According to both local and international sources, the educational sector in Egypt has been in deep crisis for decades, and this is usually traced back to an even deeper crisis of citizenship. There are different versions of what the crisis is about: official studies tend to highlight an increasing quantitative burden on educational institutions, with a consequent decline in the quality of education and the erosion of educational infrastructures, or they focus on the inadequacy of the curricula and of teaching methodologies. Other, more critical, observers point to a break in the social contract between the state and the populace as the fundamental reason for the educational crisis, emphasising the mismatch between educational promises and the realities of the labour market. Notwithstanding differences of standpoint, most people involved in the educational sector would agree that the system is experiencing a crisis, and that the situation demands key questions be addressed: governance of the system and its institutions, possible reforms, the role of international cooperation and a spectrum of subjective choices and coping mechanisms. The prevailing sense of crisis imparts value (even if fading) to education and informs a historical narrative that uses education to exemplify differences across the decades. Moreover, the discourse of crisis seems to be used to justify a disengagement from the actual learning and research process while calling for appropriate policy reforms, e.g. supporting the introduction of private for-profit universities, increasing some forms of international cooperation and reforming public institutions, and it is a guiding force for actors, who, unconsciously, help to co-create the crisis.

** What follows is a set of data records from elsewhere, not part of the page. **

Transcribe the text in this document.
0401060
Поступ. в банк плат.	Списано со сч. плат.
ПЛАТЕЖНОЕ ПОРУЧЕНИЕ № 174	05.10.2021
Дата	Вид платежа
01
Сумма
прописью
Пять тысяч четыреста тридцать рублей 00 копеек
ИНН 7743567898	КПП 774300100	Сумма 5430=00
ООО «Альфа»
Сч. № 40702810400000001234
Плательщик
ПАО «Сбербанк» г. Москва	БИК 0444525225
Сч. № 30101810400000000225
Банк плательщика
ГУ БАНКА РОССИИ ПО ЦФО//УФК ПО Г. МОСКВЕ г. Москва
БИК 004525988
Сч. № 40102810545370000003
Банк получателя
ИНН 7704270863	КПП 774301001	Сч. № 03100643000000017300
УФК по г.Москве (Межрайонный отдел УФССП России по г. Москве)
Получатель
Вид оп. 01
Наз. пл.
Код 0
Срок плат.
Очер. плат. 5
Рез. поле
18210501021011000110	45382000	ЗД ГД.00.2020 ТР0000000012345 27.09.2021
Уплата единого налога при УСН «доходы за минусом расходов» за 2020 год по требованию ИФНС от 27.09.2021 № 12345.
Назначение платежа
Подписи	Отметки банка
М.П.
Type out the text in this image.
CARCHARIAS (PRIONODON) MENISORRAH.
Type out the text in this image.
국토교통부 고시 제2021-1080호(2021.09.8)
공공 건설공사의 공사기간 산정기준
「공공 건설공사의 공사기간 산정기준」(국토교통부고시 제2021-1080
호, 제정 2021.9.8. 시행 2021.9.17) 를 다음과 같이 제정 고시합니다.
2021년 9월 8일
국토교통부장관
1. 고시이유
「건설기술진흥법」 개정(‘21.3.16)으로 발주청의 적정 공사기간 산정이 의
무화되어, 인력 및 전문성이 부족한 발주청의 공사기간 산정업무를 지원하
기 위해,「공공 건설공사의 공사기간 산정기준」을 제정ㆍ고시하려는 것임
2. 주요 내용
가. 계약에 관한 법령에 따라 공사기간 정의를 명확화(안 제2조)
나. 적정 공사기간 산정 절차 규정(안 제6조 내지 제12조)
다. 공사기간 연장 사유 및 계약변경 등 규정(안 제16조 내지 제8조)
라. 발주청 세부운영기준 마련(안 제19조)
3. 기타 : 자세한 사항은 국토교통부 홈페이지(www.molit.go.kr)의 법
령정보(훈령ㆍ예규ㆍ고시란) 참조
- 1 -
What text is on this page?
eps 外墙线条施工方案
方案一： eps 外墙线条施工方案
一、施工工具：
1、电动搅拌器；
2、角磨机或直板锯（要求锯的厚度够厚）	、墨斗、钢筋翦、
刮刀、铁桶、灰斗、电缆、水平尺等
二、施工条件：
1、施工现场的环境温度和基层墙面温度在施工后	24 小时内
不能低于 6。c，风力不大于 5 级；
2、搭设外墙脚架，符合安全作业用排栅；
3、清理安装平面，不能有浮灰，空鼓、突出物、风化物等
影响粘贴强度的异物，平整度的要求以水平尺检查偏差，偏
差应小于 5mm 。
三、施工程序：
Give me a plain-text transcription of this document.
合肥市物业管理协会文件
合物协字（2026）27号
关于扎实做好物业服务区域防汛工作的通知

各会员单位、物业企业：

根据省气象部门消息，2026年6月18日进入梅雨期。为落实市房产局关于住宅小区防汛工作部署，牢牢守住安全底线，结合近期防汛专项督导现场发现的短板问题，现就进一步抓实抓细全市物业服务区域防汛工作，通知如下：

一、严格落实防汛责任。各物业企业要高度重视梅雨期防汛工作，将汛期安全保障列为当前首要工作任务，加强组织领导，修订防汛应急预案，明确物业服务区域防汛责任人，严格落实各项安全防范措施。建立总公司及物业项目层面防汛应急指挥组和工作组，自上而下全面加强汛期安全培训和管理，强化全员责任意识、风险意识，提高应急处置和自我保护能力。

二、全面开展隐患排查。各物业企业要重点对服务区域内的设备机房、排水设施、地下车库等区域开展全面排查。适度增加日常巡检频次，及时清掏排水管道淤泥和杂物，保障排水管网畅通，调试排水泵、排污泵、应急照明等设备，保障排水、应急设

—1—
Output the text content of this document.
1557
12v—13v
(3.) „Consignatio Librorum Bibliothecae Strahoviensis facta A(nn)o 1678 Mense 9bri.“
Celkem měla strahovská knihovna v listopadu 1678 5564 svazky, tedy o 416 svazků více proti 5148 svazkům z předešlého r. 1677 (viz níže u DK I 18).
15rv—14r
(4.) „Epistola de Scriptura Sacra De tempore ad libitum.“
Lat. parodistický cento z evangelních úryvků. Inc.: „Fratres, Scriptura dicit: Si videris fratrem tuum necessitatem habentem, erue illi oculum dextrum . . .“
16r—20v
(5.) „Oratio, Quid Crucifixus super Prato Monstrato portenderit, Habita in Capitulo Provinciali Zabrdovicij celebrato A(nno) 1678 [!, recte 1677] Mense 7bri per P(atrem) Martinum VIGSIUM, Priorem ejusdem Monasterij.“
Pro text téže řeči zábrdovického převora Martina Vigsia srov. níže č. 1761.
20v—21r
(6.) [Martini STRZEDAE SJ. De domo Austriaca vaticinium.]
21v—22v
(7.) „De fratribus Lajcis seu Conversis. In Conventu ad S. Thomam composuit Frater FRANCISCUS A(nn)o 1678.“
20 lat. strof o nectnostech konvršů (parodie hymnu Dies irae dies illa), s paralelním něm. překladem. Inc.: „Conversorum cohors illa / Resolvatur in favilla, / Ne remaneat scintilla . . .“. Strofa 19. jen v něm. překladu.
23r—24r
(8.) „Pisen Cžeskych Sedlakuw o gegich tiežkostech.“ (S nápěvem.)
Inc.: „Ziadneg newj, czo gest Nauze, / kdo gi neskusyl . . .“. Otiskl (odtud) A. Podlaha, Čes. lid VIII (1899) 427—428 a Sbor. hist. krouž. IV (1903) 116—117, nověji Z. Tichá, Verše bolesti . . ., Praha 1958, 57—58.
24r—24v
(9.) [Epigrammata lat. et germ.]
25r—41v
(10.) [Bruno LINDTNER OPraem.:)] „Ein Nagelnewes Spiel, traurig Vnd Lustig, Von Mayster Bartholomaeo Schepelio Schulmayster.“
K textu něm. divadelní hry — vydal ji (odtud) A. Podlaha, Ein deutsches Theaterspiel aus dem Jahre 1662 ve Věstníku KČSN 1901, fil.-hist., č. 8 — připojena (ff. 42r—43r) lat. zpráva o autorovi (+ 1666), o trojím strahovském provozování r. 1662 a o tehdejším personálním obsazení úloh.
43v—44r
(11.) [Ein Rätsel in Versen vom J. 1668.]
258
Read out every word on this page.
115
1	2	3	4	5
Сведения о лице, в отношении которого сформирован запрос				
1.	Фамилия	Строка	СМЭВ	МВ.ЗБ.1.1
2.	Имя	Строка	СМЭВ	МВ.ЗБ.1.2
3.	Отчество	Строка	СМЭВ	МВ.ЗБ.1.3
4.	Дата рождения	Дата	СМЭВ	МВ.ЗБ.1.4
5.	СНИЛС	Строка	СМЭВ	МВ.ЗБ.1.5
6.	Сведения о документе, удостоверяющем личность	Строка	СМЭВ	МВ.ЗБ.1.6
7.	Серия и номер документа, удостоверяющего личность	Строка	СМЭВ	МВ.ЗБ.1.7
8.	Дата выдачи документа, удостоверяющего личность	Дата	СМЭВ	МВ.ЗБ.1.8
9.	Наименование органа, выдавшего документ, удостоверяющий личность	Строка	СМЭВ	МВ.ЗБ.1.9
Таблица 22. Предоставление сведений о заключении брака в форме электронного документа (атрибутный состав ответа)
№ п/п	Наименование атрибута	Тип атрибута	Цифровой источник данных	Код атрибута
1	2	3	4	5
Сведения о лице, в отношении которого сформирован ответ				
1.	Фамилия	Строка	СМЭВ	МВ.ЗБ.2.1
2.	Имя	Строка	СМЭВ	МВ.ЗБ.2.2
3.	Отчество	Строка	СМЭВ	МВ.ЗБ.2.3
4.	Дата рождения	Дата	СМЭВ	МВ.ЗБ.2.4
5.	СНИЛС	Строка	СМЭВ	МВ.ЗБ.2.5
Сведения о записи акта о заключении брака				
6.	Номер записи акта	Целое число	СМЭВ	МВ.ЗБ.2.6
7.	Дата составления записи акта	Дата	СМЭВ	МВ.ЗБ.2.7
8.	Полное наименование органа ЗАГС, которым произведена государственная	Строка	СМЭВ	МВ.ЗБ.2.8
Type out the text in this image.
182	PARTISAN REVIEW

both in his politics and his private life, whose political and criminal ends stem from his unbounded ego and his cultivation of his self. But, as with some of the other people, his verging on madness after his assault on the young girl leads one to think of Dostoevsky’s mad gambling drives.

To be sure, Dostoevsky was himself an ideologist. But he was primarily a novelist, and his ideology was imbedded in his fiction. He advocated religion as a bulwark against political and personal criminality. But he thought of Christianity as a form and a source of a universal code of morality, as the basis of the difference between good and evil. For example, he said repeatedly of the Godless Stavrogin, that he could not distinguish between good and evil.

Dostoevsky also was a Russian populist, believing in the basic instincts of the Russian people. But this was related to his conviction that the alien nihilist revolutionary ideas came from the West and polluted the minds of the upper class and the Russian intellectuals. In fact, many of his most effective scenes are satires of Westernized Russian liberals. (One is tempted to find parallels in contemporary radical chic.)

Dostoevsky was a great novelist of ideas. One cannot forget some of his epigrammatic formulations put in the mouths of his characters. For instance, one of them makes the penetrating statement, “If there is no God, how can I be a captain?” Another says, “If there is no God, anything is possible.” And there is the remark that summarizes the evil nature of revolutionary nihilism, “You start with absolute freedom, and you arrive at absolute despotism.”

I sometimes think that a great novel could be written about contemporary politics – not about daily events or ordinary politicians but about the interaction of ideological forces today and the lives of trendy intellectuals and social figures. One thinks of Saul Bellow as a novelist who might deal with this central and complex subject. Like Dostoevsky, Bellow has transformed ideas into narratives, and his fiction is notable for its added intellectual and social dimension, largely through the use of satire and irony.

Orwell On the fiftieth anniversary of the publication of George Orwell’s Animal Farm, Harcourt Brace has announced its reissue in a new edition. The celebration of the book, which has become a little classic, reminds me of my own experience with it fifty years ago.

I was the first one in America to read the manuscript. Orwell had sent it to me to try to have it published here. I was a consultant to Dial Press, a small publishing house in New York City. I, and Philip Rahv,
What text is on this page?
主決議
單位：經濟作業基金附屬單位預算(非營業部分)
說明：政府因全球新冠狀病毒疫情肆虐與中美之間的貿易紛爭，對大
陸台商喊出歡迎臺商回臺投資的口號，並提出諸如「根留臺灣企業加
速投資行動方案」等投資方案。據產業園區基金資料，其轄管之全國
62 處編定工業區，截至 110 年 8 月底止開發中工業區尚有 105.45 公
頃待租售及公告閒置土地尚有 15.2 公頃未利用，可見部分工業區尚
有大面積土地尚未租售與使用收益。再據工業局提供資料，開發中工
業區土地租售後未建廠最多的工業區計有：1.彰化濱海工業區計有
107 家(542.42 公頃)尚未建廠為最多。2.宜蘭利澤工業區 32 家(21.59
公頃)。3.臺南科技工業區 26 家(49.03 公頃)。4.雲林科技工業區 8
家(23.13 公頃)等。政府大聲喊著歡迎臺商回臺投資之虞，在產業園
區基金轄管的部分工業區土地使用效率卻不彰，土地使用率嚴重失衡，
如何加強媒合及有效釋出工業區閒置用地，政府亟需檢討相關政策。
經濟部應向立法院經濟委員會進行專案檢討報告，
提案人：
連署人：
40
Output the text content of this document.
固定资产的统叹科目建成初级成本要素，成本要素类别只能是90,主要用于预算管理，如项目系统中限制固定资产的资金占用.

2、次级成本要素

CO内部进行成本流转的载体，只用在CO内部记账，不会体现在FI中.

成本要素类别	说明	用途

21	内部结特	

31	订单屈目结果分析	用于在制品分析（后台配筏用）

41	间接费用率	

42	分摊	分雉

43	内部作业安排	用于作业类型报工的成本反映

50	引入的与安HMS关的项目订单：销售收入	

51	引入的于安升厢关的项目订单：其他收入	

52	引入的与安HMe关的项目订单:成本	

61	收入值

Hence, this project analyses how the discourse of the crisis of education in Egypt is enacted by different authors, from different theoretical, political and moral viewpoints.
The goal of this research is to discuss how significance is made by resorting to the crisis narrative – how different modes of organisation and reforms are introduced and how social actors adapt their evaluations to the changing context. In this sense, the project has a significance that goes beyond Egypt and the higher education sector, since similar processes are at play elsewhere. Ultimately, the project investigates the changes in the conception of what the state is and should be, between social and economic considerations, both locally and internationally oriented, through the lens of the higher education sector. Here, the attention lies in the structuring and governance of education and research, in the reforms discussed and (rarely) implemented (as the image suggests, despite promises of different learning and teaching methods, as well as air conditioning, the rooms in a private university look rather standard), a crucial aspect of the crisis itself, as well as in the international cooperation efforts, particularly (though not exclusively) with Europe.